Lent Week 2: Thursday

Today's readings: Jeremiah 17:5-10; Psalm 1; Luke 16:19-31

In today's gospel we find the parable of the unnamed rich man and the destitute Lazarus. During their time on earth these two were separated by the rich man's gates which divided the world of luxury and plenty from the world of poverty, hunger, and humiliation. The rich man chose to cut himself off from his community and from God, and instead devote his attention to 'fine clothes' and 'sumptuous feasting' (Luke 16:19). It is almost as if this choice of material things over communion, over love, has become fixed in eternity in the form of an 'unbridgeable chasm' (Luke 16:26) between the rich man and his neighbour. After his death the rich man is alone, tormented by the flames of his desire, longing for sensual consolation in the form of a drop of water (Luke 16:24). In contrast Lazarus, who suffered so much at the rich man's gates, is taken to Abraham's bosom by the angels. He is in communion with God and neighbour; he is at rest.

The gospel concludes with a sting in the tail: the rich man begs Abraham to send Lazarus back from the dead to warn his wealthy brothers of the doom that awaits them if they do not change their ways (Luke 16:27-28). Abraham answers:


'If they do not hear Moses and the prophets, neither will they be convinced if someone should rise from the dead' (Luke 16:31).

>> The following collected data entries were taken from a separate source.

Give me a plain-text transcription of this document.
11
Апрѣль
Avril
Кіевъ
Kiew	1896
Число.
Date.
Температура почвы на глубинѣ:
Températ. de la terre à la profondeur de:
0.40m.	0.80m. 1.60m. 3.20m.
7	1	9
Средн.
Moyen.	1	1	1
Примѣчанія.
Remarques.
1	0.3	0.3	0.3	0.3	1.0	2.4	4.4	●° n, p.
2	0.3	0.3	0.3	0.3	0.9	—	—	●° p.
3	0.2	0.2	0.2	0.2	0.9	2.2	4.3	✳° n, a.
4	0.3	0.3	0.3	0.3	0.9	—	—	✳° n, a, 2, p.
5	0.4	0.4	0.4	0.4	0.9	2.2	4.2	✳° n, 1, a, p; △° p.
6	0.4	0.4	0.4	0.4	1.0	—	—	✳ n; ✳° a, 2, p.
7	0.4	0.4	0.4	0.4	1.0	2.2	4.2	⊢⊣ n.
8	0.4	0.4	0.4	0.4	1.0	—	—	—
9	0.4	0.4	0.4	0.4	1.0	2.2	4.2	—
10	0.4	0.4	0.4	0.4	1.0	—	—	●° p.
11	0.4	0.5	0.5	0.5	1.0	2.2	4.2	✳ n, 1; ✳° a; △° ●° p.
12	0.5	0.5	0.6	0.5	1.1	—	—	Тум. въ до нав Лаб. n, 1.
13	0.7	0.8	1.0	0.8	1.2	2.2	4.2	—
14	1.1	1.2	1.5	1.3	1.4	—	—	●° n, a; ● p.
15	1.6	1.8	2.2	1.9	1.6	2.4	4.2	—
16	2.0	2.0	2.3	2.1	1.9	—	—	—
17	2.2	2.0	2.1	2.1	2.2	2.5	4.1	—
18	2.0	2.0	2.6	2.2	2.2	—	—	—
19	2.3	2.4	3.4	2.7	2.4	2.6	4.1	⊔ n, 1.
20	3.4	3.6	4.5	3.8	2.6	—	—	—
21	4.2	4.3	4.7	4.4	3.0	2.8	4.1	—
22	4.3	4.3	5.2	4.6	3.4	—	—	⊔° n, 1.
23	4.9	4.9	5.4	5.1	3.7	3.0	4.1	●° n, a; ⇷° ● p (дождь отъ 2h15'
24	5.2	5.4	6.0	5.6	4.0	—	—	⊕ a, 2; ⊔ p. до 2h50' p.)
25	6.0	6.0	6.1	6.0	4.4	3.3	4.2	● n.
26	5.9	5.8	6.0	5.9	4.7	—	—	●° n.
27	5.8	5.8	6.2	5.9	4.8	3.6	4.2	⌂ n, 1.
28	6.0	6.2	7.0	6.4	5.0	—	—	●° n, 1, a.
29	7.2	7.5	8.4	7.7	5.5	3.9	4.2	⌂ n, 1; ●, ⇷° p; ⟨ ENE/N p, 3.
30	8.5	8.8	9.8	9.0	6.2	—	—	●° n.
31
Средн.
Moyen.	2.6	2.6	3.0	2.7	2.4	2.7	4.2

St. Luke, of course, when choosing what to include in his gospel, knew that in fact someone had risen from the dead. Christ had died, Christ had risen - yet many still refused to believe. For Luke, then, this rejection of Christ stems from a failure to 'hear' Moses. It is a failure to recognize that the Incarnation is a fulfillment of the Old law and that, as Aquinas puts it, what has been made explicit by the revelation of Christ was implicitly held by Moses.

Loosely speaking, then, we can speak of the Old Testament as a kind of Lent, a preparation for God's great act of salvation. At the heart of this prophetic preparation was the profound insight that we must put no false god before the one true God (Exodus 20:3), and that we must turn away from evil and do good (Psalm 34(33): 14). Like the people of Israel, we too are prepared, by Moses and the prophets, to receive Christ. We too need to put away our idols, our worship of things which are not God, and renew our commitment to virtue.